World Wide Words quotes an earlier sighting of the phrase in Captain Francis Grose’s Dictionary of the Vulgar Tongue from 1785:

“SQUINT-A-PIPES. A squinting man or woman; said to be born in the middle of the week, and looking both ways for Sunday; or born in a hackney coach, and looking out of both windows; fit for a cook, one eye in the pot, and the other up the chimney; looking nine ways at once.”

According to The Free Dictionary, this phrase means ‘Thoroughly or completely; in every possible way; from every conceivable angle.’ and variants include six ways to Sunday, six ways from Sunday, eight ways to Sunday, eight ways from Sunday, forty ways to Sunday and forty ways from Sunday.

Other variants of the phrase on Wiktionary include every way to Sunday, six ways till Sunday, six ways for Sunday, six ways before Sunday, ten ways from Sunday and nine ways to Sunday.

Have you heard this phrase before? Do you use it?
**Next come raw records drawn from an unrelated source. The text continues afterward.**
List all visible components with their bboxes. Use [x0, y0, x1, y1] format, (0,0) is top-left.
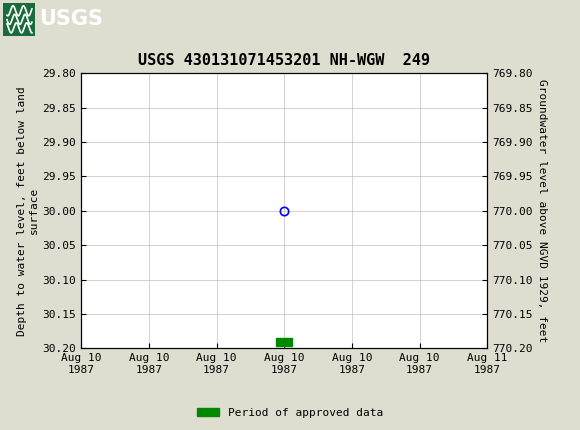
Legend: Period of approved data: Period of approved data — [193, 403, 387, 422]
Title: USGS 430131071453201 NH-WGW  249: USGS 430131071453201 NH-WGW 249 — [138, 53, 430, 68]
Bar — [276, 338, 292, 346]
Text: USGS: USGS — [39, 9, 103, 28]
Y-axis label: Groundwater level above NGVD 1929, feet: Groundwater level above NGVD 1929, feet — [536, 79, 547, 342]
FancyBboxPatch shape — [3, 3, 35, 36]
Y-axis label: Depth to water level, feet below land
surface: Depth to water level, feet below land su… — [17, 86, 38, 335]
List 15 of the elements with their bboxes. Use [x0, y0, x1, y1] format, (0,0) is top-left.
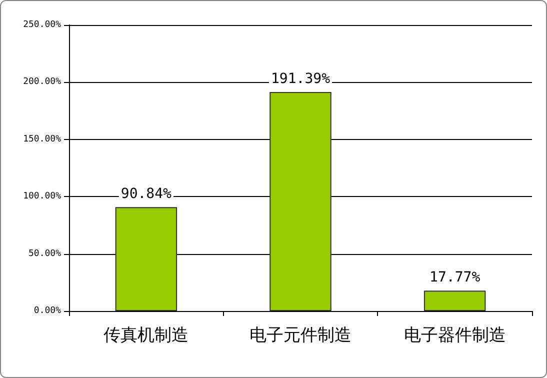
data-label: 17.77%	[430, 270, 481, 286]
x-tick-label: 电子器件制造	[404, 326, 506, 346]
y-tick-label: 150.00%	[23, 134, 62, 144]
x-tick-label: 传真机制造	[104, 326, 189, 346]
bar	[424, 290, 486, 311]
bar	[115, 207, 178, 311]
y-tick-label: 50.00%	[28, 248, 62, 259]
data-label: 90.84%	[120, 186, 172, 202]
bar	[270, 92, 332, 311]
x-tick-label: 电子元件制造	[250, 326, 352, 346]
y-tick-label: 200.00%	[23, 77, 62, 88]
y-tick-label: 100.00%	[23, 192, 62, 202]
y-tick-label: 250.00%	[23, 20, 62, 30]
y-tick-label: 0.00%	[34, 306, 62, 316]
data-label: 191.39%	[270, 71, 331, 88]
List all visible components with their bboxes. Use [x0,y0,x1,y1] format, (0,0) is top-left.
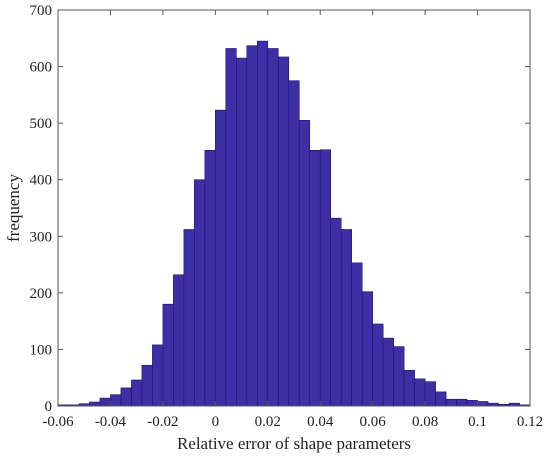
histogram-bar [89,401,101,407]
x-tick-label: -0.06 [42,414,74,430]
histogram-bar [246,45,258,407]
histogram-bar [466,400,478,407]
x-tick-label: 0.02 [255,414,281,430]
histogram-bar [236,57,248,407]
histogram-bar [162,303,174,407]
histogram-bar [215,109,227,407]
histogram-bar [456,398,468,407]
y-axis-label: frequency [4,174,23,242]
x-tick-label: 0.06 [360,414,387,430]
histogram-bar [445,398,457,407]
histogram-bar [414,378,426,407]
histogram-bar [477,401,489,407]
y-tick-label: 200 [30,286,53,302]
histogram-bar [288,80,300,407]
x-tick-label: 0.1 [468,414,487,430]
y-tick-label: 0 [45,399,53,415]
histogram-bar [351,262,363,407]
x-tick-label: 0 [212,414,220,430]
histogram-bar [152,344,164,407]
y-tick-label: 600 [30,60,53,76]
histogram-bar [393,346,405,407]
x-axis-ticks: -0.06 -0.04 -0.02 0 0.02 0.04 0.06 0.08 0.1 0.12 [42,10,543,430]
histogram-bar [403,370,415,407]
histogram-bar [141,364,153,407]
histogram-bar [110,394,122,407]
histogram-bar [131,379,143,407]
histogram-bar [435,391,447,407]
x-tick-label: -0.02 [147,414,178,430]
x-tick-label: -0.04 [95,414,127,430]
histogram-bar [309,149,321,407]
histogram-bar [183,229,195,407]
histogram-bar [382,337,394,407]
y-axis-ticks: 0 100 200 300 400 500 600 700 [30,3,530,415]
histogram-bars [57,40,531,407]
histogram-bar [361,291,373,407]
histogram-bar [256,40,269,407]
histogram-bar [194,179,206,407]
histogram-bar [330,217,342,407]
y-tick-label: 700 [30,3,53,19]
y-tick-label: 300 [30,229,53,245]
histogram-bar [120,387,132,407]
histogram-bar [424,381,436,407]
histogram-bar [298,120,311,407]
x-axis-label: Relative error of shape parameters [177,434,411,453]
x-tick-label: 0.04 [307,414,334,430]
histogram-bar [225,48,237,407]
histogram-bar [372,323,384,407]
y-tick-label: 400 [30,173,53,189]
x-tick-label: 0.08 [412,414,438,430]
histogram-bar [340,229,352,407]
y-tick-label: 500 [30,116,53,132]
histogram-bar [204,149,216,407]
x-tick-label: 0.12 [517,414,543,430]
histogram-bar [267,48,279,407]
plot-frame [57,9,531,407]
histogram-bar [277,56,290,407]
y-tick-label: 100 [30,342,53,358]
histogram-bar [319,149,332,407]
histogram-bar [173,274,185,407]
histogram-bar [99,397,111,407]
Do you know any similar phrases in English or other languages?

3 thoughts on “Six Ways to Sunday

  1. As an American, I can confidently say I’ve never heard this. It may be obsolete and/or regional. Interesting though!

  2. I do occasionally use this expression, and it usually comes out “six ways from Sunday”. It seems to be related to another phrase, “every which way you can” and “every which way but loose”.

    I would enumerate even more of these phrases, but they’d be coming out of my mouth every which way, and you’d be so sick of hearing them that you’d be making excuses like six ways from Sunday just to get away from them all.

    Cheers, Simon :-))

  3. As a 70ish New Yorker, I’m familiar with this expression from my youth, as “six ways to Sunday.” The “six ways” element seems to imply that one can get to Sunday from each of the other weekdays; in other words, all possibilities (within the week) remain open. Of course, this explanation that could be completely off base, and, as you point out, the older expression seems to refer to “nine ways.”